Mixing prescription drugs is exceedingly common—one in five Americans take three or more prescription medicines, and one in ten people take five or more. But, every now and then, the results can be unexpectedly harmful—and sometimes deadly. Adverse drug-drug interactions are estimated to put tens of thousands of people in the hospital each year, but they’re difficult to predict and even trickier to track. Only a relatively small number of patients may take a specific, harmful cocktail of drugs, and only a subset of those will have a notable reaction.
To get around the problem, a team of researchers (working with journalists at The Chicago Tribune) created a computer model to create side-effect profiles for prescription drugs. Then, they mined a massive database of drug-reaction complaints sent to the Food and Drug Administration, as well as 380,000 electronic health records. The results of the analysis so far suggest that four drug combinations—including the combination of the common antibiotic, ceftriaxone, with the over-the-counter heartburn medication, Prevacid (lansoprazole)—may cause a potentially fatal heart rhythm. The findings were published Wednesday in the journal Drug Safety.
The results are only preliminary and need to be backed up with more data. But in lab tests with living cells, researchers found that the combination of lansoprazole and ceftriaxone blocked an electrical channel crucial for a heart beat.

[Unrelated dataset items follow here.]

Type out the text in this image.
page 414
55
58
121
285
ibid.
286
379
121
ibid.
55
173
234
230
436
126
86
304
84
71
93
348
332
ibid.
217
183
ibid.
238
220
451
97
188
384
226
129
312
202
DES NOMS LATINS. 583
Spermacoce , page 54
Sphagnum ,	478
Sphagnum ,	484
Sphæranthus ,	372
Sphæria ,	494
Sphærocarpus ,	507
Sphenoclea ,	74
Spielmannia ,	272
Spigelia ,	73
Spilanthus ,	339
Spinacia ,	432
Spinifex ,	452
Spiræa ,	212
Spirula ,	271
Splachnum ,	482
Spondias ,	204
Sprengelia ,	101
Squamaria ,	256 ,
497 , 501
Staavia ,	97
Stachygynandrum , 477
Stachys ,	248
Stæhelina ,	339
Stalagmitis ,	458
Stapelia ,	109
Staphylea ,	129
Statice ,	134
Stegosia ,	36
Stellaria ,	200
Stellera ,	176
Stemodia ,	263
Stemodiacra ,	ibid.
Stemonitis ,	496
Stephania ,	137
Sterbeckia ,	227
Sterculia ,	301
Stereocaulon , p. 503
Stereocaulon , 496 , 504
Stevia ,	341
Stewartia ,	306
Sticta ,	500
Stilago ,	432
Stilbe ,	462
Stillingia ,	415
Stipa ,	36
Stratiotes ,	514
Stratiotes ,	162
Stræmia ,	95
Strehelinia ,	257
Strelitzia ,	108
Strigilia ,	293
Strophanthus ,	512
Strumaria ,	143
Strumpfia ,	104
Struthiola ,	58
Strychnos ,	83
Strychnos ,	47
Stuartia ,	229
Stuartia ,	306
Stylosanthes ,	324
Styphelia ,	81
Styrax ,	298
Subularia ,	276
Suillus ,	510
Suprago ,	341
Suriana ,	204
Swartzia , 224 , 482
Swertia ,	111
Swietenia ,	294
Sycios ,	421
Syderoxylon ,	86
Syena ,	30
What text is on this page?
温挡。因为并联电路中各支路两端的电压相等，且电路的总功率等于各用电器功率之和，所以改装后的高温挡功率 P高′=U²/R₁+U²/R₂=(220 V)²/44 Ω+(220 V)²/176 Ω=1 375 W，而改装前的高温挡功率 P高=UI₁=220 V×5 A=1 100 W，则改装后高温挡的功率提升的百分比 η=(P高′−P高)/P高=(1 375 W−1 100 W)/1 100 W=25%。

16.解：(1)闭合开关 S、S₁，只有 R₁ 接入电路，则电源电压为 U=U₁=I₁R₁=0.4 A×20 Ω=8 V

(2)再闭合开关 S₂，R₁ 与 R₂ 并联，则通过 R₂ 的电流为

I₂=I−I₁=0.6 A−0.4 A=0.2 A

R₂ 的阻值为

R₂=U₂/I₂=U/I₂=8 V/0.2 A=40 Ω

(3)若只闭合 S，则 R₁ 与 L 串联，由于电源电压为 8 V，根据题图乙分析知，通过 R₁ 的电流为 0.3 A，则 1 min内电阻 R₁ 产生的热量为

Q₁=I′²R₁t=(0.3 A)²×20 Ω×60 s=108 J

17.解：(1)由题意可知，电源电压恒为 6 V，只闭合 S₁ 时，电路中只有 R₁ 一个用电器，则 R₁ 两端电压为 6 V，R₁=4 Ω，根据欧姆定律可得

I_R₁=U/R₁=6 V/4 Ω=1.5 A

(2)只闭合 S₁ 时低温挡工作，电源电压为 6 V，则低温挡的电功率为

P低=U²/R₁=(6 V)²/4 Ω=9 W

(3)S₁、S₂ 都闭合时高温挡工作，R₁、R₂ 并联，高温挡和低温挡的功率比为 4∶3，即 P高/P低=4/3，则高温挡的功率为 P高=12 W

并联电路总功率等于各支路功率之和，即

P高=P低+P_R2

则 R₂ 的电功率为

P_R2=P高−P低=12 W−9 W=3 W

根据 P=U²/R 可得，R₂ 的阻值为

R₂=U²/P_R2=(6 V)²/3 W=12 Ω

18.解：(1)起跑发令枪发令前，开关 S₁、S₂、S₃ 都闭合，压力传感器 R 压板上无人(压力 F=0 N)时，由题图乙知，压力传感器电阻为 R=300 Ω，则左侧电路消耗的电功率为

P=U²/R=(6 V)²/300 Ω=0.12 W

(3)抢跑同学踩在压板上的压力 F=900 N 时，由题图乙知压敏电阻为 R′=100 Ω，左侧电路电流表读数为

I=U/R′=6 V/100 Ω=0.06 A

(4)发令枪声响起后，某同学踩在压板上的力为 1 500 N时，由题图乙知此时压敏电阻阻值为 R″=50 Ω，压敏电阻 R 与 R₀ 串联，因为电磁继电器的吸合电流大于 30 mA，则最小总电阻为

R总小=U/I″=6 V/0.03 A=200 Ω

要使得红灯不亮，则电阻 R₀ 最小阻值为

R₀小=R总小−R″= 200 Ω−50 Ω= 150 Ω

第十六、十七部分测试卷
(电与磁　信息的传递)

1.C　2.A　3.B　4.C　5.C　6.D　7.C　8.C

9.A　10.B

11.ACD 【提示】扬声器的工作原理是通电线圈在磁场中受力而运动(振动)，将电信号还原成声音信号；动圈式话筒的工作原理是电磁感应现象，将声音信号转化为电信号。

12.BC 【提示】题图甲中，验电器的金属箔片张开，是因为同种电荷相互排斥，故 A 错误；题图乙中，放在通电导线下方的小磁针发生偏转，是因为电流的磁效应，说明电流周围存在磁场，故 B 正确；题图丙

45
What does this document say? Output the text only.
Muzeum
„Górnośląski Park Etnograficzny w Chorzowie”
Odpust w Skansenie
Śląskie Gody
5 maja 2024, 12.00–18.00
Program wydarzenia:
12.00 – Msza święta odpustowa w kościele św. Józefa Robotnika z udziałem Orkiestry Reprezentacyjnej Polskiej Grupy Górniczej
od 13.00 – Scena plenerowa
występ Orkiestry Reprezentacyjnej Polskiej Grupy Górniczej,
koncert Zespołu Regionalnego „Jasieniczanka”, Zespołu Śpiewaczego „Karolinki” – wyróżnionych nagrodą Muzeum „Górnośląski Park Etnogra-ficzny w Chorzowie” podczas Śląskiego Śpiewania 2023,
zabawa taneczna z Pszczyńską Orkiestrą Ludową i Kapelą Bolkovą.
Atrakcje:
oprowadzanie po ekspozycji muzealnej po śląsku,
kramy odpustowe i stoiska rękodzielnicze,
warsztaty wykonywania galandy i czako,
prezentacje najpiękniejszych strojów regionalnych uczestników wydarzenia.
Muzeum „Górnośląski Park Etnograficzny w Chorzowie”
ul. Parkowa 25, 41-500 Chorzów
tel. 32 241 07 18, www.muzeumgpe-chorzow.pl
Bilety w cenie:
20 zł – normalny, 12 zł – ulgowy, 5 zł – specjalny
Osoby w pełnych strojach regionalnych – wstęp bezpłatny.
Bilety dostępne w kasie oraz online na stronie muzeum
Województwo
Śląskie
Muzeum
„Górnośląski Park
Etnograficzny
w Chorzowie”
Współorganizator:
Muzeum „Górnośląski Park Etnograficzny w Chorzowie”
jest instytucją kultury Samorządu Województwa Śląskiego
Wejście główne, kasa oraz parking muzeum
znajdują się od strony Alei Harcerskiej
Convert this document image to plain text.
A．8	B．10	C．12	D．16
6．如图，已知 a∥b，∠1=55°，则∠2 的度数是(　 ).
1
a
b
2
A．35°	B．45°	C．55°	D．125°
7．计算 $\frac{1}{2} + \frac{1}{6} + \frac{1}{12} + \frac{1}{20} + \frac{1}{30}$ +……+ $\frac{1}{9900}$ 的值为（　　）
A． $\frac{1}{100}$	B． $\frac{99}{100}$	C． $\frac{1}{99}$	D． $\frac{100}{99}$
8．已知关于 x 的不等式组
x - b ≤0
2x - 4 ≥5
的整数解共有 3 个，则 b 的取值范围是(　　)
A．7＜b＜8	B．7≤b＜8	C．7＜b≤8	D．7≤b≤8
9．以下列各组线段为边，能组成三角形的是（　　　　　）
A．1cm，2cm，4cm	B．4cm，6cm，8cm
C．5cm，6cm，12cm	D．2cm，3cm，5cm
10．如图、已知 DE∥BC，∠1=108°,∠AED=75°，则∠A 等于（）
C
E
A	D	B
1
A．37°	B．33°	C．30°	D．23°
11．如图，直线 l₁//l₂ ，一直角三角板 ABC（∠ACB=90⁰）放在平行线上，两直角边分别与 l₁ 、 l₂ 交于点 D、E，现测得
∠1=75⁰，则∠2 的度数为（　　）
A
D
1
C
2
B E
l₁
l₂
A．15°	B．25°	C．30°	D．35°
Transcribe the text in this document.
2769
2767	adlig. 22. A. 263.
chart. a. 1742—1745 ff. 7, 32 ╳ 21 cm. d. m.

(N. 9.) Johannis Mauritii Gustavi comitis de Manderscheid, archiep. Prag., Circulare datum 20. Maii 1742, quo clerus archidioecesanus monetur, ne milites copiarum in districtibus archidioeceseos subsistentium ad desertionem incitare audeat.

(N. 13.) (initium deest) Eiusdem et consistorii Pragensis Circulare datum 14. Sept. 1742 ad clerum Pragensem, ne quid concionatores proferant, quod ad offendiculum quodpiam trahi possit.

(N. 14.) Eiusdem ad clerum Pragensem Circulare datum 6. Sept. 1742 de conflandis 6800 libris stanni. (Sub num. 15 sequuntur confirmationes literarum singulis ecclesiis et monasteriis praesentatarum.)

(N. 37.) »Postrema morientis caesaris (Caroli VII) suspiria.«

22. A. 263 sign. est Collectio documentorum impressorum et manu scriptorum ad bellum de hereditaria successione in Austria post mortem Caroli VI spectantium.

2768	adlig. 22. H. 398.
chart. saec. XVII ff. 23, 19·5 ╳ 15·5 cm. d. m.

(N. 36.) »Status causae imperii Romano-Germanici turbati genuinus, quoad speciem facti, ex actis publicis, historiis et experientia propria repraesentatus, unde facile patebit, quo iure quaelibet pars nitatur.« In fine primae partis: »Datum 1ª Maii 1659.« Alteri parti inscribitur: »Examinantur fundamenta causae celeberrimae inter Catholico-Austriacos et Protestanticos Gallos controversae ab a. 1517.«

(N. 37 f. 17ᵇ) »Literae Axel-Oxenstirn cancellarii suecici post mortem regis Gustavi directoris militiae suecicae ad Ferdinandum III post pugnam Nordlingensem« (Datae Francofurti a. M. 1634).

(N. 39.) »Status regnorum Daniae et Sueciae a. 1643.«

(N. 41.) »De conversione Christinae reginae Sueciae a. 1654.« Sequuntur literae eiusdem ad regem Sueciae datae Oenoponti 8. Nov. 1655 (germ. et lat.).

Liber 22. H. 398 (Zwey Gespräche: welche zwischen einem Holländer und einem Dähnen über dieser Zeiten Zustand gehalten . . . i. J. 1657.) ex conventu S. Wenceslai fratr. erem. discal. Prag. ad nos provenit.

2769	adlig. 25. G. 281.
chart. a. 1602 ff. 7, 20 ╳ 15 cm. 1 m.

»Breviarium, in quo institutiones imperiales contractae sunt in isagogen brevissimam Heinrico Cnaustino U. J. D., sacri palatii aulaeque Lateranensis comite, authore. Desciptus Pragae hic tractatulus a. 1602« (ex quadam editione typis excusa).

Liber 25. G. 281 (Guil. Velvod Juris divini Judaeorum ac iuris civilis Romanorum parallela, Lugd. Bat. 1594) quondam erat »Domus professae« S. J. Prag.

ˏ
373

The other problematic drug combinations that the data flagged as possibly producing the same heart problem are: cefazolin, an antibiotic, and meperidine, a pain medicine; meperidine and vancomycin, another antibiotic; and metoprolol, a blood pressure medication, and fosphenytoin, a seizure medication.
While the results still need to be validated in more studies, the researchers are hopeful that the new method will identify other potential drug-drug interactions that could avert deadly events.
Drug Safety, 2015. DOI: 10.1007/s40264-016-0393-1 (About DOIs).